My name is Liza, and I was born in 1982 with Myelomeningocele. My parents had no idea I had this until I was born. Luckily the umbilical cord was wrapped around my arm and my mom had to have a C-section. The story I have heard is, as soon as they got to me, I rolled over so the doctors could see my back. I was then flown from Laramie Wyoming to Denver Colorado where my SB lesion was closed.
I remember every year going to "MM (myelomeningocele) clinics" where I would see all of the specialists: Urology, Neurology, Orthopedics, Nutritionist, Social workers. I also remember getting to pick out a toy every year at the clinic in Denver (that was totally cool :). I never really minded going to these clinics. It wasn't until my Dad went with me one year when I was about 15 that I realized it could be a little boring. My dad's exact quote, as he paced back and forth in the room after I had only seen 1 doctor, was "How do you do this?". It was just part of life.
I have had about 11 surgeries so far. Tendon transfers, 1 tethered cord release, Ureter implants, Vesicostomy. Surgery became a normal part of my life too ( But I will admit that waking up from anesthesia always sucked ).

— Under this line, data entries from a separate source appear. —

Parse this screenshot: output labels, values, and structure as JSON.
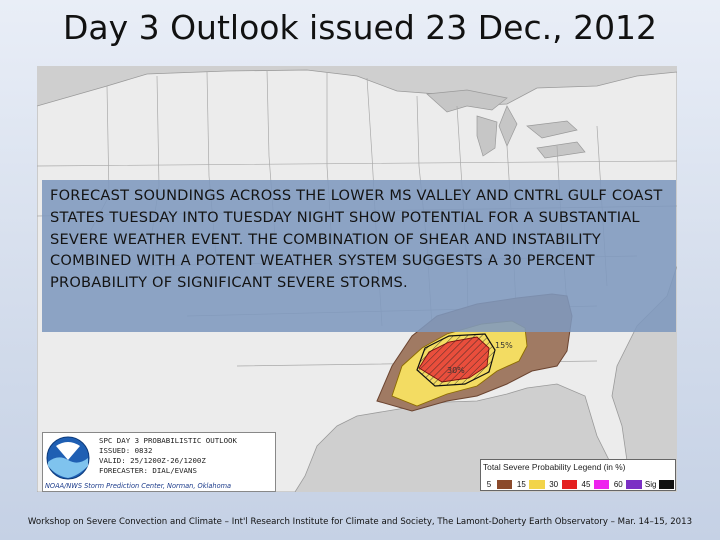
{
  "title": "Day 3 Outlook issued 23 Dec., 2012",
  "overlay_text": "FORECAST SOUNDINGS ACROSS THE LOWER MS VALLEY AND CNTRL GULF COAST STATES TUESDAY INTO TUESDAY NIGHT SHOW POTENTIAL FOR A SUBSTANTIAL SEVERE WEATHER EVENT. THE COMBINATION OF SHEAR AND INSTABILITY COMBINED WITH A POTENT WEATHER SYSTEM SUGGESTS A 30 PERCENT PROBABILITY OF SIGNIFICANT SEVERE STORMS.",
  "map_labels": {
    "contour_15": "15%",
    "contour_30": "30%"
  },
  "info_box": {
    "line1": "SPC DAY 3 PROBABILISTIC OUTLOOK",
    "line2": "ISSUED: 0832",
    "line3": "VALID: 25/1200Z-26/1200Z",
    "line4": "FORECASTER: DIAL/EVANS",
    "credit": "NOAA/NWS Storm Prediction Center, Norman, Oklahoma"
  },
  "legend": {
    "title": "Total Severe Probability Legend (in %)",
    "items": [
      {
        "label": "5",
        "color": "#8b4a2b"
      },
      {
        "label": "15",
        "color": "#f2d44a"
      },
      {
        "label": "30",
        "color": "#e42020"
      },
      {
        "label": "45",
        "color": "#ee22ee"
      },
      {
        "label": "60",
        "color": "#7b2fc4"
      },
      {
        "label": "Sig",
        "color": "#111111"
      }
    ]
  },
  "footer": "Workshop on Severe Convection and Climate – Int'l Research Institute for Climate and Society, The Lamont-Doherty Earth Observatory – Mar. 14–15, 2013"
}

I've always been able to walk independently. I had AFO's and orthotics as a kid, but decided to stop wearing them sometime around High School. I did get teased quite a bit for the way I walked as a kid, but the other kids quickly got bored when they didn't get any reaction from me (thanks for teaching me to ignore them Mom :). I played basketball in school from about 3rd grade until 6th grade. My orthopedic surgeon decided I needed to have my ankle fused during one of these years, and when I asked if I would be able to run and play basketball after the surgery, he told me "well you're not able to run now." (Yeah, I was MAD!). When he asked for a demonstration, he couldn't wait long enough for me to get my shoes on so I could show him...

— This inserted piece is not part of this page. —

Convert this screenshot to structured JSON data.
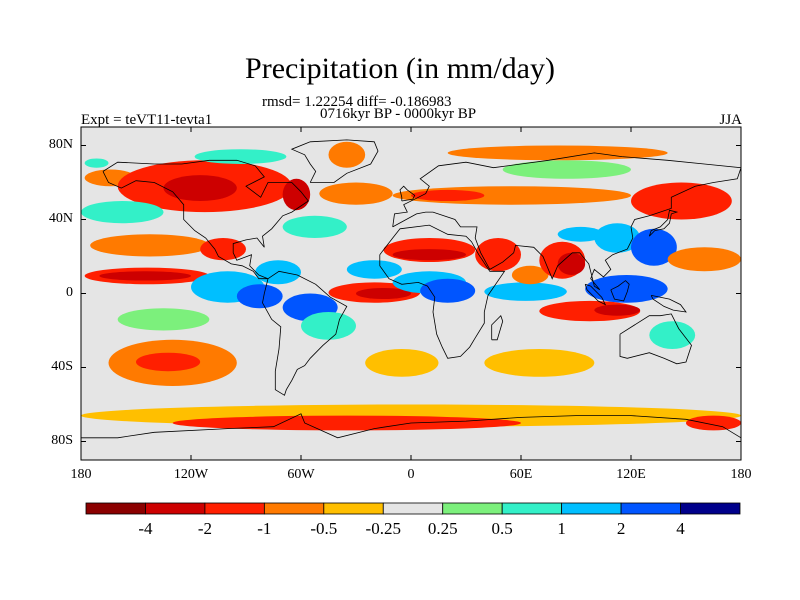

In Junior High my health teacher asked if I would be willing to give a talk about Spina Bifida. I did research and gave talks to my health class both years of junior high, and went back and did my talk to all of the girls health classes for the first 3 years I was in High School.
I worked full time for many years, doing mostly fast food. It was hard, and my body always hurt quite a bit, But I just thought that's what adults did, so I sucked it up and did it (and didn't move when I was off work...).

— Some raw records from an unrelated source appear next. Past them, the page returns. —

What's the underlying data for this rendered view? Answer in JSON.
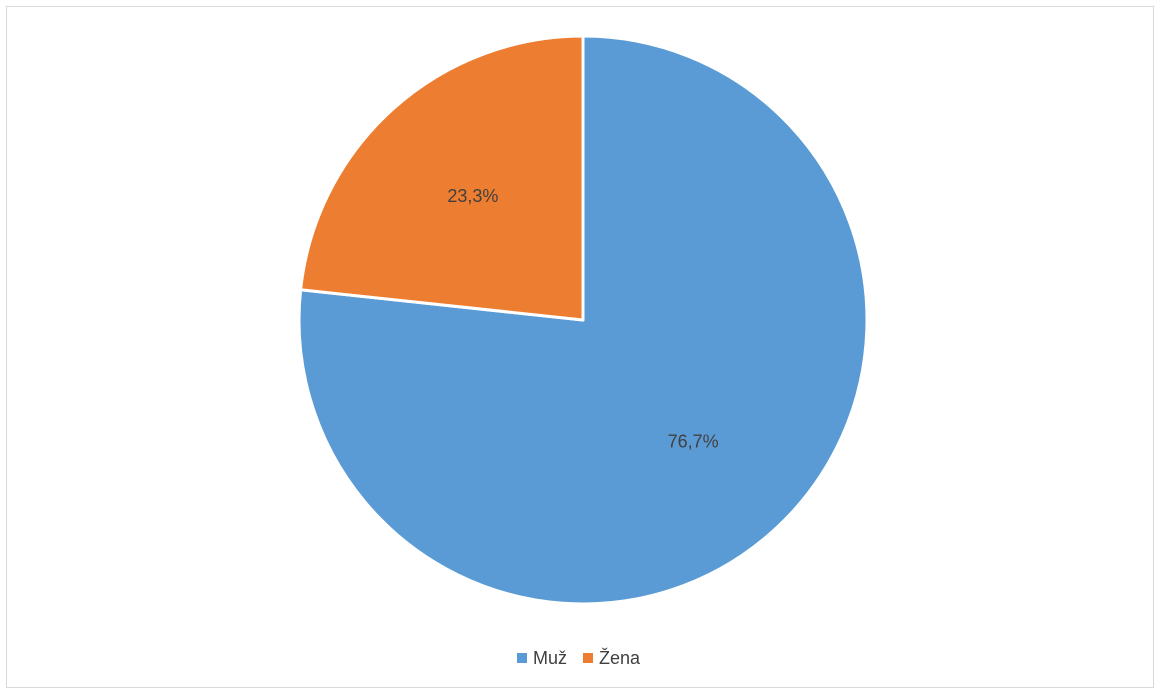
{
  "chart_data": {
    "type": "pie",
    "title": "",
    "slices": [
      {
        "label": "Muž",
        "value": 76.7,
        "display": "76,7%",
        "color": "#5b9bd5"
      },
      {
        "label": "Žena",
        "value": 23.3,
        "display": "23,3%",
        "color": "#ed7d31"
      }
    ],
    "start_angle_deg": 0,
    "direction": "clockwise",
    "legend": {
      "position": "bottom",
      "items": [
        "Muž",
        "Žena"
      ]
    },
    "data_labels": true
  }
}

I got pregnant when I was 27 years old (which was a HUGE shock to me, because I vividly remember at least 2 doctors telling me I wouldn't be able to get pregnant. The one time I listen to what a Doctor said...). My mom was totally terrified most of my pregnancy that my son would have Spina Bifida as well, because my Spina Bifida is more than likely genetic. My thoughts on it were "well if he does who better to deal with it than someone that has dealt with it for 27 years and knows the ropes?". After 22.5 hours of labor, Gage was born perfectly healthy in December 2009. My pregnancy was great (after the "morning" sickness was gone.). I was totally amazed to have warm feet in the winter! All of the nurses that came into my hospital room commented that "He's just so alert, and he's just so active!" And that has NEVER changed... He keeps me on my toes! lol.
In November of 2009 my left hip started feeling weak and I had to stop working, I figured it was part of the pregnancy hormones, but it didn't go away after my pregnancy. When I mentioned this to my OB/GYN about 6 months after I had my son, she agreed that it was part of pregnancy and "it would go away, or it wouldn't". Eventually I found out that I have another tethered spinal cord, and will need surgery to release it. After doing some research I found out that pushing during the delivery of a baby can cause Tethered cord. (Had I known this before I had my son, I more than likely would have had a C-section.) I remember being scared before a couple of my surgeries as a kid, but it was nothing like it is now that I have my son to worry about too.
|Liza with her son!|
Spina Bifida has always been a part of my life, so everything that goes along with it is just normal. It sucks sometimes, but everybody has struggles in life. Having Spina Bifida has taught me a lot of very valuable lessons in life: It's taught me patience, to be kind to other people, it's taught me not to listen to any of the "neigh sayers", it's taught me to look at things from more than one point of view. Luckily I learned early, that having a positive attitude makes a world of difference.
People think that my life is hard, and it can be, but it's all I know, and there is very little I would change about my life.